If the Bengals arrive at the deadline for Green's long-term contract without having drafted a high-round QB to be the future starter, then Green is expected to walk in free agency. In other words, if the Bengals don't draft a new QB by the 2017 offseason, then Dalton and his massive contract would be the only real choice at long-term QB, thus likely preventing Brown from giving Green a massive contract as well (considering there are others to re-sign). So at the expense of losing his best weapon, Dalton would survive as the starting QB perhaps through 2020.

  • If this is because Dalton plays his way to earning a good amount of the contract incentives, then this would be great, because it would mean Dalton is a franchise-caliber QB. If so, he should be the primary choice to keep over anyone else, including Green.
  • If this is because Dalton plays the same or regresses, but Brown is simply apathetic about finding a replacement, then this would be sadly amusing: paying long-term franchise money to a middling QB, while allowing a Hall of Fame-caliber receiver in his prime to leave.

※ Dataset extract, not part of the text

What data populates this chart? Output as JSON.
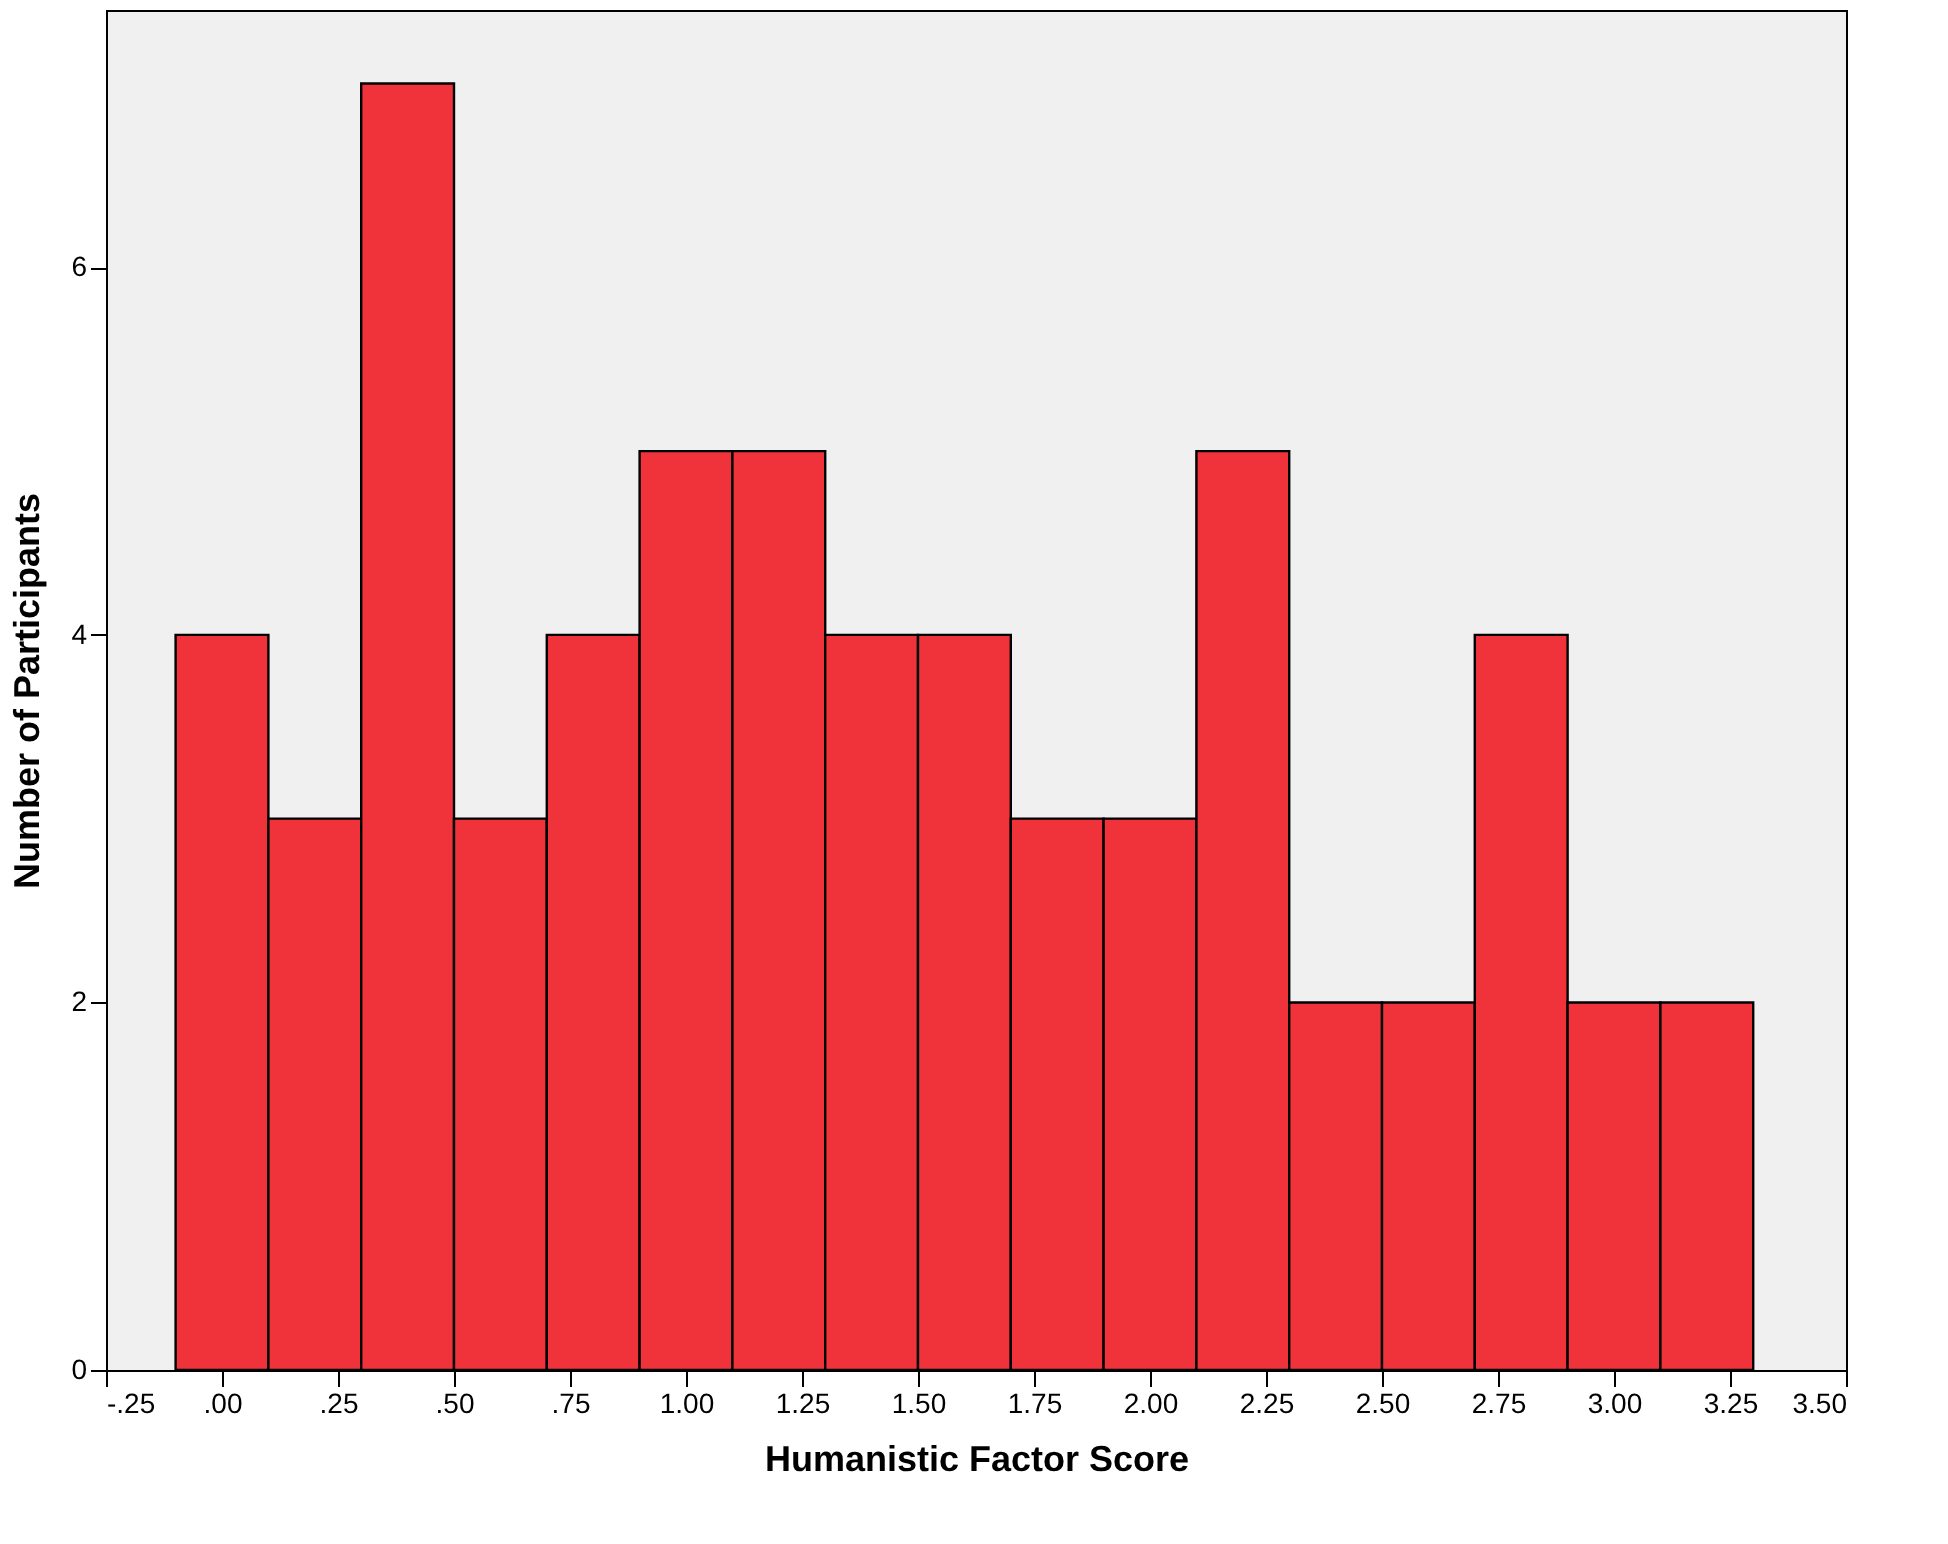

One can never count out this front office in being complacent about putting in the effort to attempt to find a replacement.

The only realistic way both Dalton and Green stay long-term is if Green somehow accepts a team-friendly contract. As long as Dalton is getting paid via his massive contract, there's almost no chance Green can receive one too. He'd have to voluntarily take a reduced price (as compared to contracts of other elite WR's) for both to stay. However, there are free-spending teams that could be willing to pay a lot for Green, so the Bengals have to be careful in playing hard-ball. For players and agents, the NFL is a business above all. Green and his agent might want to simply accept the highest offer, whether from the Bengals or another team, and no one could blame them.

Green's agent, Tom Condon, has a history of going after the highest amount of money as possible, which is his job. Condon has negotiated the most expensive contract in NFL history for a rookie (Sam Bradford), defensive player of any kind (J.J. Watt), running back (Adrian Peterson), and offensive guard (Carl Nicks). He has also recently negotiated monstrous contracts for Drew BreesPeyton ManningTony Romo, Matt RyanMario Williams, and Gerald McCoy, each around $100 million with hefty guaranteed amounts and signing bonuses. Green's contract won't necessarily be nine figures, but as long as it is somewhat close, it will not be team-friendly.

If Green leaves, then Marvin Jones or Mohamed Sanu (whoever of the two the Bengals re-sign) could be promoted to #1 WR, but more likely, the Bengals would look to draft a new high-round WR to replace Green. If Green stays and Dalton goes, then Jones/Sanu would remain the #2 WR below Green, and the team would look to the draft and free agency for the QB position.

The quarterback-receiver combo of Andy Dalton and A.J. Green will exist for at least either one or two more seasons. But after that, there is a strong chance that either Dalton could be released or Green could walk in free agency. There is also a possibility that neither of them stay long-term, if Dalton continues to underperform his contract, and if Green is deemed as not quite worthy of a big long-term contract (after his 5th-year option and franchise tag).